The FoundationDB collation does definitely present new questions given
that we're forced to implement a strict byte ordering. On the face of
it I'm more than fine forcing everything to doubles and providing the
mentioned warning label. I do know that FoundationDB's tuple layer has
some ¯\_(ツ)_/¯ semantics for "invalid" doubles (-Nan, Nan, -0, other
oddities I'd never heard of). So there may be caveats to mention there
as well. However, for the most part I'd our standard reply of "if you
care about your numbers to the actual bit representation level, use a
string representation" is while maybe not officially official, still
the best advice given JSON.

That of course ignores the fact that `emit(1, 2)` returns a view row
of `("1.0", "2.0")` which Adam noted as another whole big thing. On
that I don't have any amazing thoughts this late at night.

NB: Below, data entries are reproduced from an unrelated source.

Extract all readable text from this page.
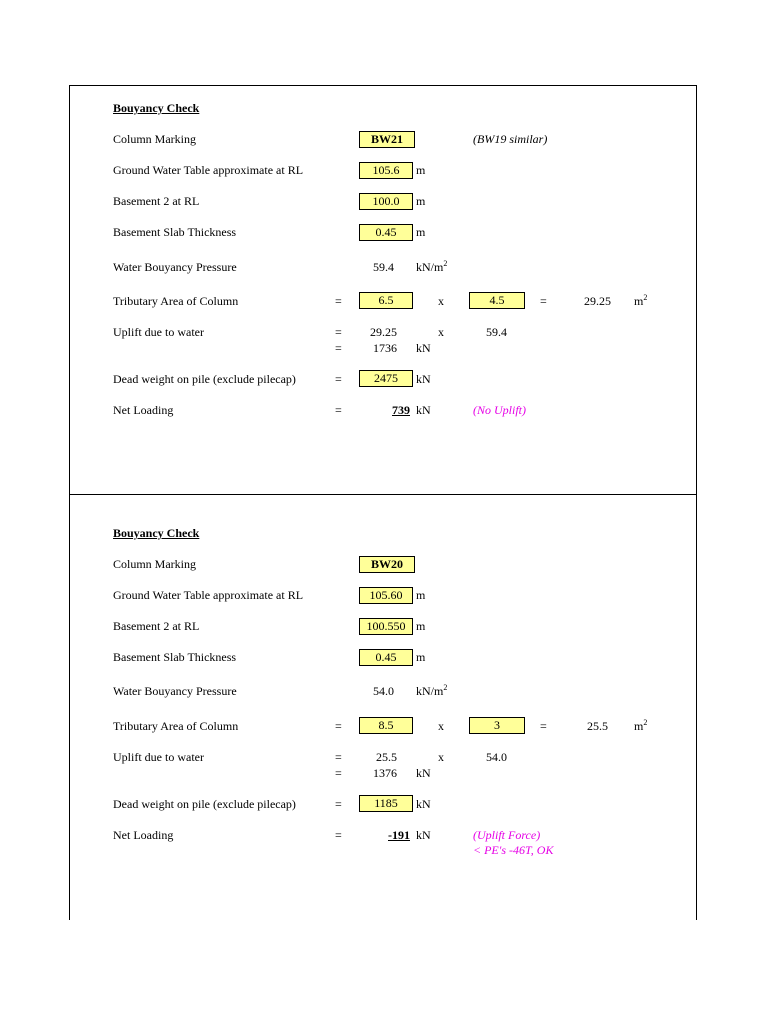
Bouyancy Check
Column Marking	BW21	(BW19 similar)
Ground Water Table approximate at RL	105.6	m
Basement 2 at RL	100.0	m
Basement Slab Thickness	0.45	m
Water Bouyancy Pressure	59.4 $kN/m^2$
Tributary Area of Column	=	6.5	x	4.5	=	29.25 $m^2$
Uplift due to water	= 29.25	x	59.4
=	1736 kN
Dead weight on pile (exclude pilecap)	=	2475	kN
Net Loading	=	739 kN	(No Uplift)
Bouyancy Check
Column Marking	BW20
Ground Water Table approximate at RL	105.60	m
Basement 2 at RL	100.550 m
Basement Slab Thickness	0.45	m
Water Bouyancy Pressure	54.0 $kN/m^2$
Tributary Area of Column	=	8.5	x	3	=	25.5 $m^2$
Uplift due to water	=	25.5	x	54.0
=	1376 kN
Dead weight on pile (exclude pilecap)	=	1185	kN
Net Loading	=	-191 kN	(Uplift Force)
< PE's -46T, OK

On Thu, May 16, 2019 at 9:39 PM Adam Kocoloski <ko...@apache.org> wrote:
>
> Hi all, CouchDB has always had a somewhat complicated relationship with numbers. I’d like to dig into that a little bit and see if any changes are warranted, or if we can at least be really clear about exactly how they’re handled going forward.
>
> Most of you are likely aware that JS represents *all* numbers as IEEE 754 double precision floats. This means that any number in a JSON document with more than 15 significant digits is at risk of being corrupted when it passes through the JS engine during a view build, for example. Our current behavior is to let that silent corruption occur and put whatever number comes out of the JS engine into the view, formatting as a double, int64, or bignum based on jiffy’s decoding of the JSON output from the JS code.
>
> On the other hand, FoundationDB’s tuple layer encoding is quite a bit more specific. It has a whole bunch of typecodes for integers of practically arbitrary size (up to 255 bytes), along with codes for 32 bit and 64 bit floating point numbers. The typecodes control the sorting; i.e., integers sort separately from floats.
>
> We also have the ever-popular Lucene indexes for folks who build CouchDB with the search extension. I don’t have all the details for the number handling in that one handy, but it is another one to keep in mind.
>
> One question that comes up fairly quickly — when a user emits a number as a key in a view, what do we store in FoundationDB? In order to respect CouchDB’s existing collation rules we need to use the same typecode for all numbers. Do we simply treat every number as a double, since they were all coerced into that representation anyway in JS?
>
> But now let’s consider Mango indexes, which don’t suffer from any of JavaScript’s sloppiness around number handling. If we’re to respect CouchDB’s current collation rules we still need a common typecode and sortable binary representation across integers and floats. Do we end up using the IEEE 754 float representation of each number as a “sort key” and storing the original number alongside it?
>
> I feel like this ends up being a rabbit hole, but one where we owe it to our users to thoroughly explore and produce a definitive guide :)
>
> Cheers, Adam
>
>
>
>
>
>
>
>
>
>
>
>